Every year, I join the reading challenge on Goodreads. More often than not, I don’t reach my goal of reading 100 books, but last year I exceeded it. I credit this to our nighttime reading switching from picture books to chapter books. We are deep into Who Would Win, Magic Tree House, and Junie B. Jones and my former reading teacher heart couldn’t be happier!
This year I really tried to read more fiction books because so much of my reading centers around trauma care, spiritual care, and spiritual abuse to prepare for the work I do as a pastor and spiritual director. I found myself adding fiction to my reading list more often, but still those stories often contain the hope of healing and wholeness. I revisited some of my favorite authors and found some news ones!
Here are my top 5 books I read in 2023:
Demon Copperhead: Barbara Kingsolver has been one of my favorite authors since my graduate school days and she does not disappoint with this powerful story of resilience, heartbreak, and systemic injustice. Truly she transports you into the world of Demon and all that he has to overcome in order to find his place in the world.
Full Catastrophe Living: This book might have taken me the longest to read this year and yet it was worth its weight in time! This book is an essential read for anyone who is looking to understand the impact trauma has on our bodies and the way meditation can mindful living can offer peace and restoration to our bodies. I find myself constantly using the techniques in this book as I encounter stress and am glad I read this to understand how to move stress through the body so that it doesn’t get stuck.
My Hygge Home: What a cozy read! I loved A Little Bit of Hygge and so this was a natural next read. Not only are the tips to create a sanctuary in your home useful, the idea that less is more is a good reminder of what is most important in life and how to create a home that reflects that intention.
Our Missing Hearts: I love Celeste Ng for the worlds she creates and the compelling characters she introduces. I knew there was going to be an element of mystery and intrigue, but I didn’t expect the twist the story took. She also calls into question the importance of reading and the impact access to books has on creating deep thinking.
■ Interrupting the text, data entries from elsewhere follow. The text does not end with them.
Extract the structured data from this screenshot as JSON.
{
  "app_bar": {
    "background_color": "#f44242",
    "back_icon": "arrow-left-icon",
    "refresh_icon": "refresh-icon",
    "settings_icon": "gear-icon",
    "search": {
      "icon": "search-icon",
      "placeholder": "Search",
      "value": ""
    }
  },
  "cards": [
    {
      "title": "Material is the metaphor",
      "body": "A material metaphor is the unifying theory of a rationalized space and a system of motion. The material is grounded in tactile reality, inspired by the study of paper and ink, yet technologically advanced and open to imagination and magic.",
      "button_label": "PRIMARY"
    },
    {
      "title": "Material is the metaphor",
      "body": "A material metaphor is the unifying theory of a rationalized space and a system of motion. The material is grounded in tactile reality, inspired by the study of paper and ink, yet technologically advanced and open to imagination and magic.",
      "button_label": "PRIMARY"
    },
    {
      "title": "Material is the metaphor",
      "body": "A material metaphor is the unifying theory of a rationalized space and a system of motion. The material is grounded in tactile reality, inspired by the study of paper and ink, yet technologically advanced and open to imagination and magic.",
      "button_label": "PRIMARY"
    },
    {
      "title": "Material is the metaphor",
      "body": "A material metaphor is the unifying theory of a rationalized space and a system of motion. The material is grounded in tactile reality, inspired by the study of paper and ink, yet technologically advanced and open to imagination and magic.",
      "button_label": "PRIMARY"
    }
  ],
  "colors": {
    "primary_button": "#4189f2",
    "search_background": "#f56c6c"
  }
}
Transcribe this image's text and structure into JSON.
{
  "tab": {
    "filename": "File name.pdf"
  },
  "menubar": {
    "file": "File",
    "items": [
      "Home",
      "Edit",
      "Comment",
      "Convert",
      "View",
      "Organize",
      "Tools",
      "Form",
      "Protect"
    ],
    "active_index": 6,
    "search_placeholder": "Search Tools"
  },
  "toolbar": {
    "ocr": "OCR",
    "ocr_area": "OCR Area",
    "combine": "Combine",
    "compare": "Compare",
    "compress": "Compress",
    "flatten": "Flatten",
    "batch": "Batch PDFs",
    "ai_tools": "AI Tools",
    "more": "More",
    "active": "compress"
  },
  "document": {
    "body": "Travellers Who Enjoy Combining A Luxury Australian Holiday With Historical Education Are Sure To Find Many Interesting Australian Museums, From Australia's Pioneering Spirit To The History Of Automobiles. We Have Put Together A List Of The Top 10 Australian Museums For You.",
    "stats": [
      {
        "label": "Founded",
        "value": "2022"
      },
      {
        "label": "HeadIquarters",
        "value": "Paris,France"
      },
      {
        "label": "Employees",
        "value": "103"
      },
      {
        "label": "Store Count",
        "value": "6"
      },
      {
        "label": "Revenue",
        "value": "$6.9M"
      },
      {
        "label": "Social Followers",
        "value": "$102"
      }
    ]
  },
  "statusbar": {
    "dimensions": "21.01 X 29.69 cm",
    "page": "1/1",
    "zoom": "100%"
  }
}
Perhaps there’s a little social commentary in this one!
Peace is a Practice: Morgan Harper Nichols is powerful in the way she recounts how she discovered the importance of peace and how quickly peace is stolen from us in the urge to hustle and keep working. Her words coupled with her beautiful artwork creates and experience of being at peace even as you read her reflections on finding peace. This is one that will stay on my bookshelf as a reference and reread.
Ok, most of the books aren’t fictions in the list, but I did include two fiction titles in my best of this year! I’ll count that as process and commit to getting lost in even more stories this year!